Un jour qu’il faisait clair — par hasard — Lolette voulut voir ce qu’on appelait les Ponts.

  • Les Ponts, lui expliqua d’abord René, c’est un immense quartier formé d’îles sur la Loire. habité presque exclusivement par des ouvriers, des viveurs de curieuses industries. Quartier croquemi¬taine des gens peureux. Passé minuit les détrousseurs de goussets sont les rois absolus du passage. Ils font payer les droits à la barbe des agents solidement armés de prudence.
  • Nouveau pèlerinage. Ils prirent par le pont de la Rotonde sur le canal St-Félix ondoyant du reflet de la gare d’Orléans. L’usine de la biscuiterie Lefèvre-Utile croupissait un bouddha gourmand — manteau bleu et rouge — endiadémé d’un Petit Beurre Lu. Le Champ de Mars. Cadavre nu, crevassé de fentes, suppurant de vieux déchets, percé de kystes : chroniques cadeaux des expositions et des attractions extraordinaires. De pauvres diables y fumaient leur soupe, d’autres battaient une manille crasseuse. Au delà, les ponts de la Vendée barraient l’horizon. Des senteurs frigides soufflaient des réservoirs des maisons de fruits et primeurs. Après l’ellipse des rues Baron et avoisinantes déchiquetées de biscornements, une série interminable de quais, de dentelures, de prairies soudées les unes aux autres par les ponts.
    Le quai Magellan écrasé de troncs d’arbres abattus comme des moignons géants. En face, la prairie de Biesse étale ses vertes gencives où se crispent des tétards errants, des chaudronneries bâtardes. Le phtisique pont de la Madeleine les sépare des quais Moncousu et André Rhuys. La cale aux foins, vide, chevelue d’herbe en paix qu’oppressent des tiges de fer roussi ou des blocs de bois écorché, semblant des cuissards saignants de moutons.
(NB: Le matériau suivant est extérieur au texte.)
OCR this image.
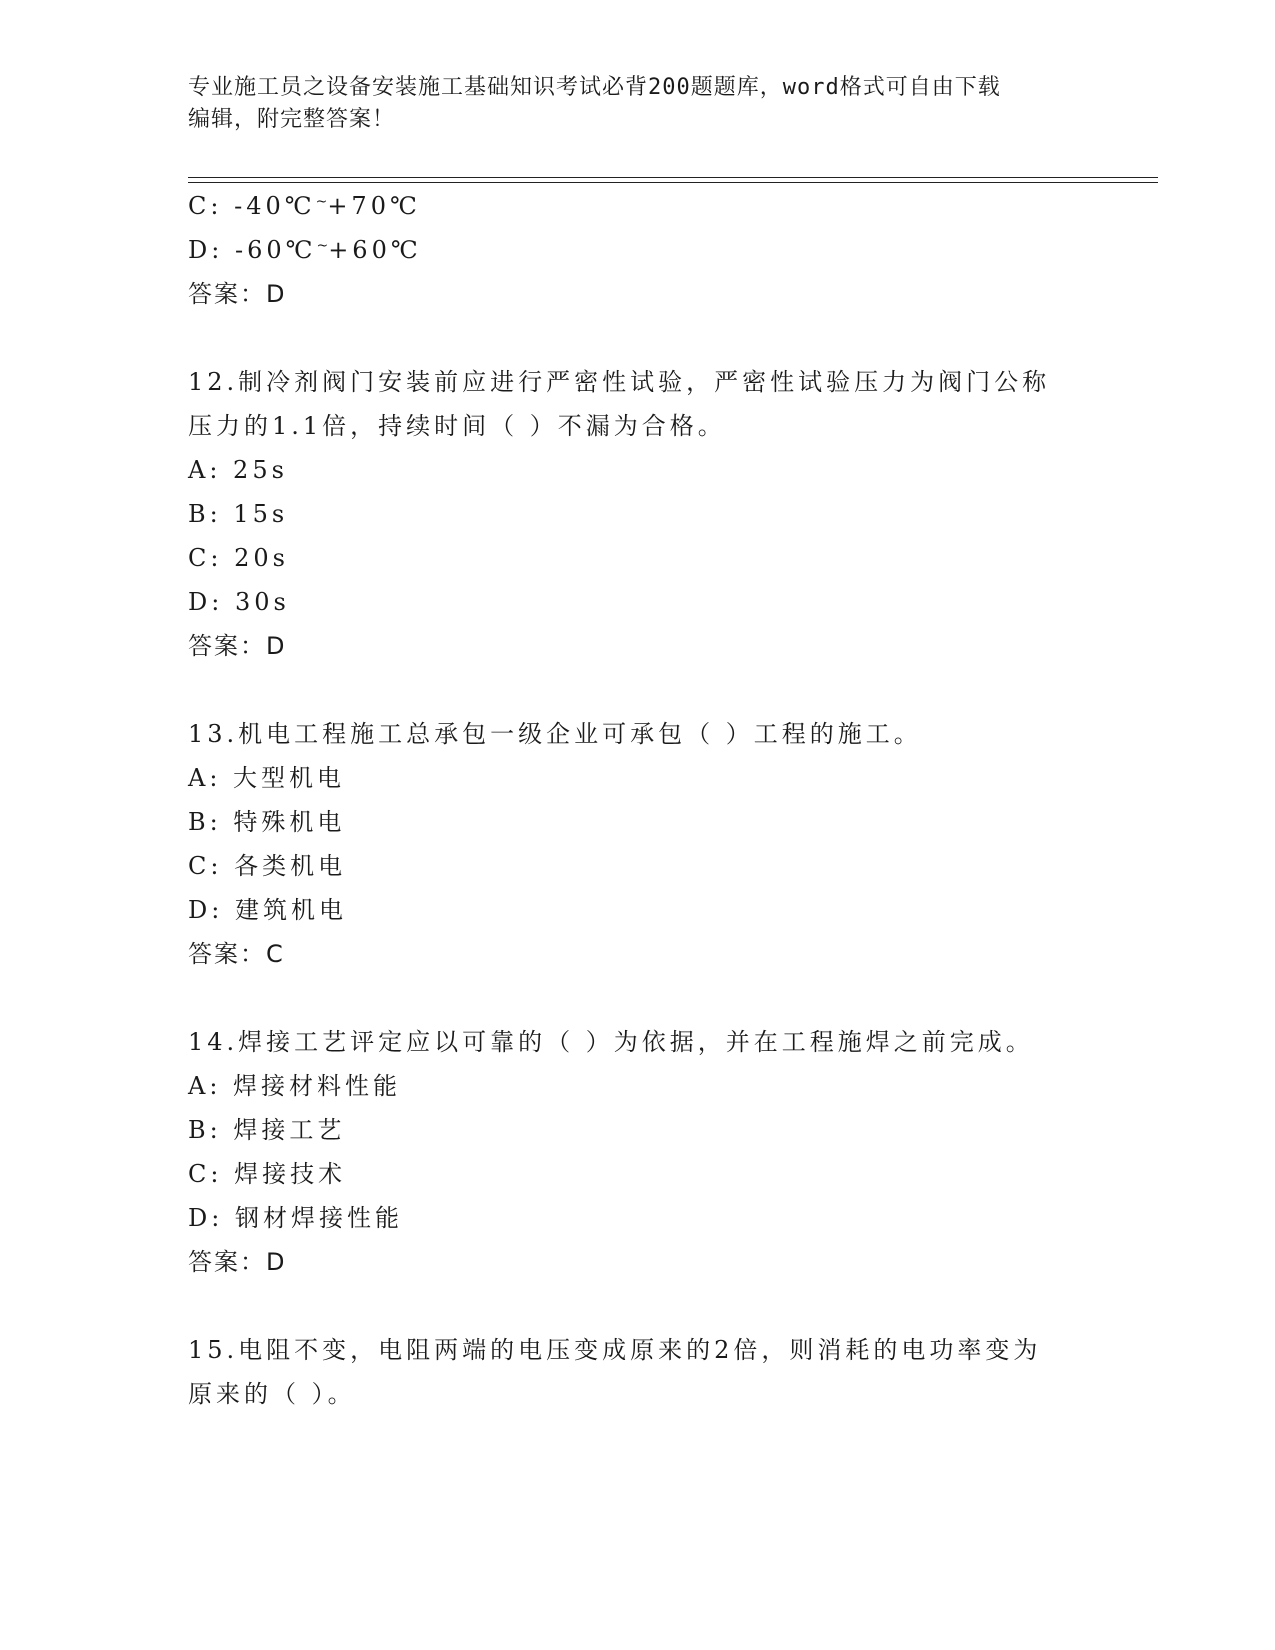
专业施工员之设备安装施工基础知识考试必背200题题库，word格式可自由下载
编辑，附完整答案！
C: -40℃~+70℃
D: -60℃~+60℃
答案：D
12.制冷剂阀门安装前应进行严密性试验，严密性试验压力为阀门公称
压力的1.1倍，持续时间（ ）不漏为合格。
A: 25s
B: 15s
C: 20s
D: 30s
答案：D
13.机电工程施工总承包一级企业可承包（ ）工程的施工。
A: 大型机电
B: 特殊机电
C: 各类机电
D: 建筑机电
答案：C
14.焊接工艺评定应以可靠的（ ）为依据，并在工程施焊之前完成。
A: 焊接材料性能
B: 焊接工艺
C: 焊接技术
D: 钢材焊接性能
答案：D
15.电阻不变，电阻两端的电压变成原来的2倍，则消耗的电功率变为
原来的（ ）。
Une dizaine d’hommes halent un train de planches aux crocs d’une longue corde. La tristesse décemnale modulé l’aile terne de l’hôpital planant sur l’angle sournois de la morgue. De l’autre côté l’église de la Madeleine pointe par dessus les toits jaunâsses sur les pierres la silhouette effilochée de son clocher. Plus loin le pont vieillot des Récollets enseveli de bure : extase solitaire parmi la boue et le cloaque morbide des bavures gluantes de ses rives. Aux claques des battoirs on débarbouillait les linges dans un courant chiche sur le seuil du pré du Bois-joli inquiet cependant d’être négligé de la main défonceuse des hommes. Serpent lamentable de masures enfumées, de boutiques étroites où le jour est mal à l’aise. Il est monté de l’eau ceinturant la rue de Vertais une gâteuse torpeur charpissant des guenilles de pestilences malheureuses.
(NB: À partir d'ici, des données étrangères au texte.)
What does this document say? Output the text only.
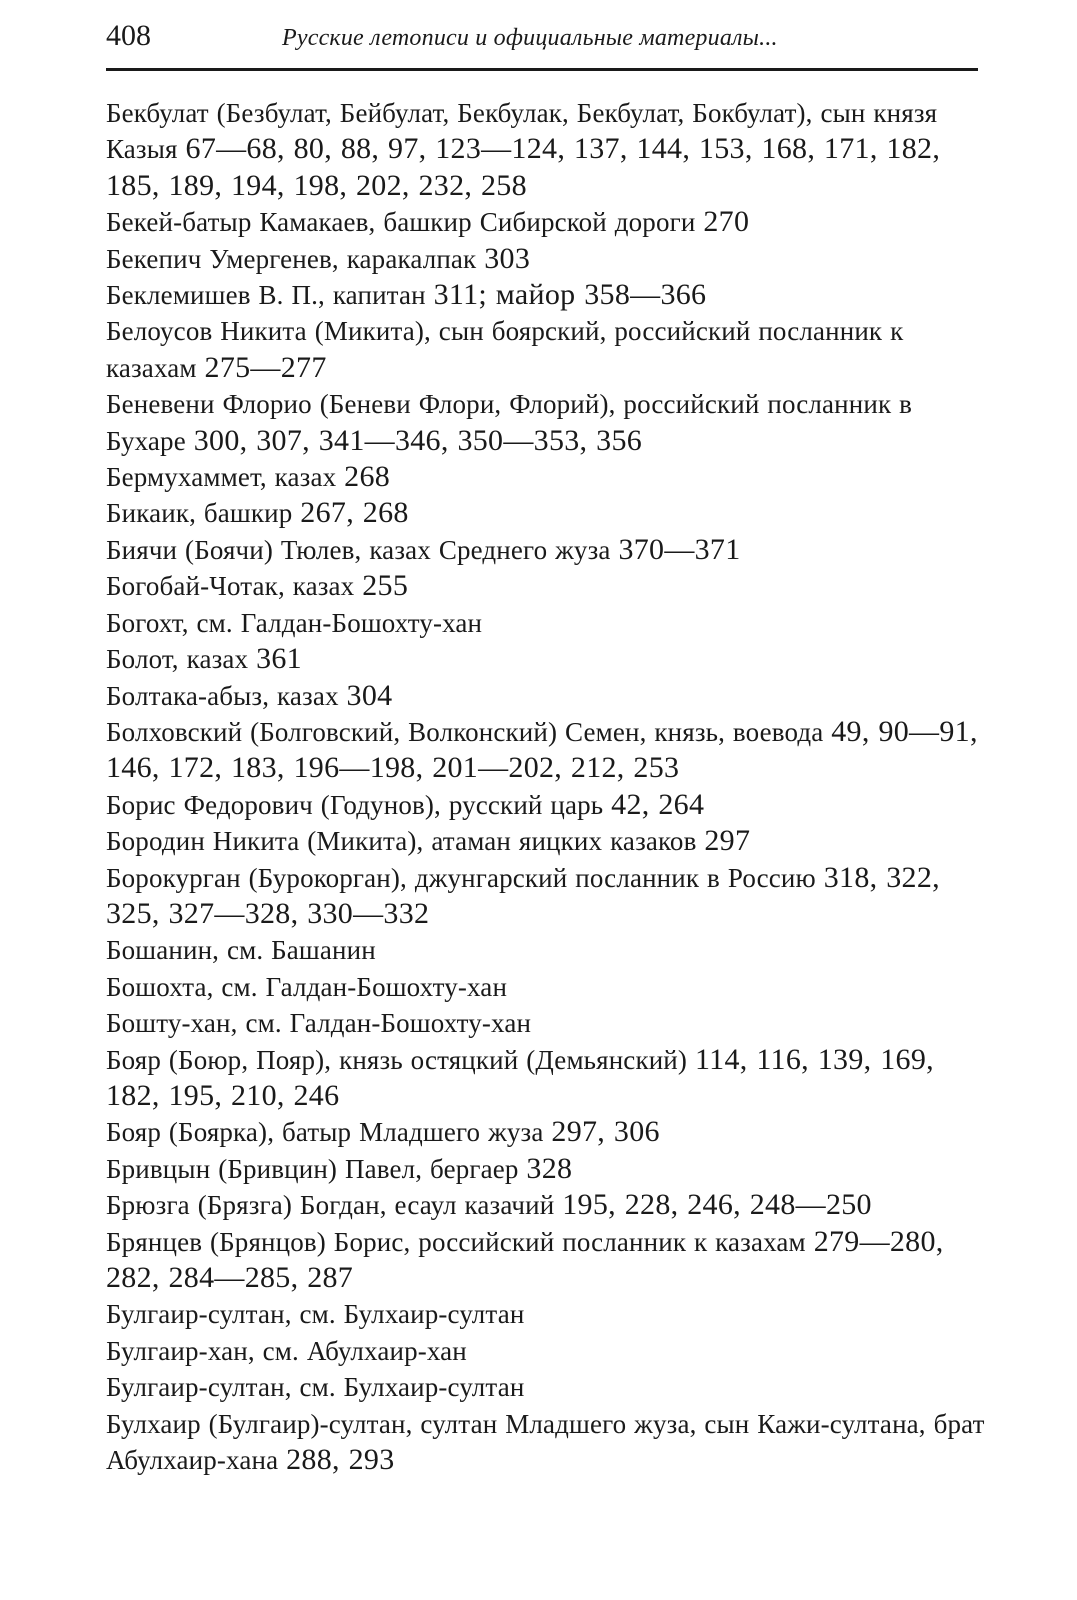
408	Русские летописи и официальные материалы...
Бекбулат (Безбулат, Бейбулат, Бекбулак, Бекбулат, Бокбулат), сын князя Казыя 67—68, 80, 88, 97, 123—124, 137, 144, 153, 168, 171, 182, 185, 189, 194, 198, 202, 232, 258
Бекей-батыр Камакаев, башкир Сибирской дороги 270
Бекепич Умергенев, каракалпак 303
Беклемишев В. П., капитан 311; майор 358—366
Белоусов Никита (Микита), сын боярский, российский посланник к казахам 275—277
Беневени Флорио (Беневи Флори, Флорий), российский посланник в Бухаре 300, 307, 341—346, 350—353, 356
Бермухаммет, казах 268
Бикаик, башкир 267, 268
Биячи (Боячи) Тюлев, казах Среднего жуза 370—371
Богобай-Чотак, казах 255
Богохт, см. Галдан-Бошохту-хан
Болот, казах 361
Болтака-абыз, казах 304
Болховский (Болговский, Волконский) Семен, князь, воевода 49, 90—91, 146, 172, 183, 196—198, 201—202, 212, 253
Борис Федорович (Годунов), русский царь 42, 264
Бородин Никита (Микита), атаман яицких казаков 297
Борокурган (Бурокорган), джунгарский посланник в Россию 318, 322, 325, 327—328, 330—332
Бошанин, см. Башанин
Бошохта, см. Галдан-Бошохту-хан
Бошту-хан, см. Галдан-Бошохту-хан
Бояр (Боюр, Пояр), князь остяцкий (Демьянский) 114, 116, 139, 169, 182, 195, 210, 246
Бояр (Боярка), батыр Младшего жуза 297, 306
Бривцын (Бривцин) Павел, бергаер 328
Брюзга (Брязга) Богдан, есаул казачий 195, 228, 246, 248—250
Брянцев (Брянцов) Борис, российский посланник к казахам 279—280, 282, 284—285, 287
Булгаир-султан, см. Булхаир-султан
Булгаир-хан, см. Абулхаир-хан
Булгаир-султан, см. Булхаир-султан
Булхаир (Булгаир)-султан, султан Младшего жуза, сын Кажи-султана, брат Абулхаир-хана 288, 293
    Subitement une lumière éclaircie s’affole ! Le Pont de Pirmil ! Huit arches, huit pieds formidables d’éléphants immobilisés au coeur de la Loire majestueuse d’insolence. Ciel immense ! Regards d’acier ! Elle se ballade entre la prairie d’Amont bordée de chalets enrubannés et d’usines et la côte de Saint-Sébastien inaugurée par l’hôpital Saint-Jacques, puis se meurt au lointain du brouillard dans des estampes de rives artistiques. Une phalange de bateaux plats se tassent sous les arches. On dirait, avec leurs bras noirs en équerre enlacés de filets, les cadavres enfumés d’un incendie des au-delà séchant les suaires transparents des pêcheurs d’alose. Lolette, que le vent fou d’espace glace et enrage, s’enthousiasmait :

  • L’été, qu’il doit faire bon ici !
  • Nous viendrons, mignonne, répondait René.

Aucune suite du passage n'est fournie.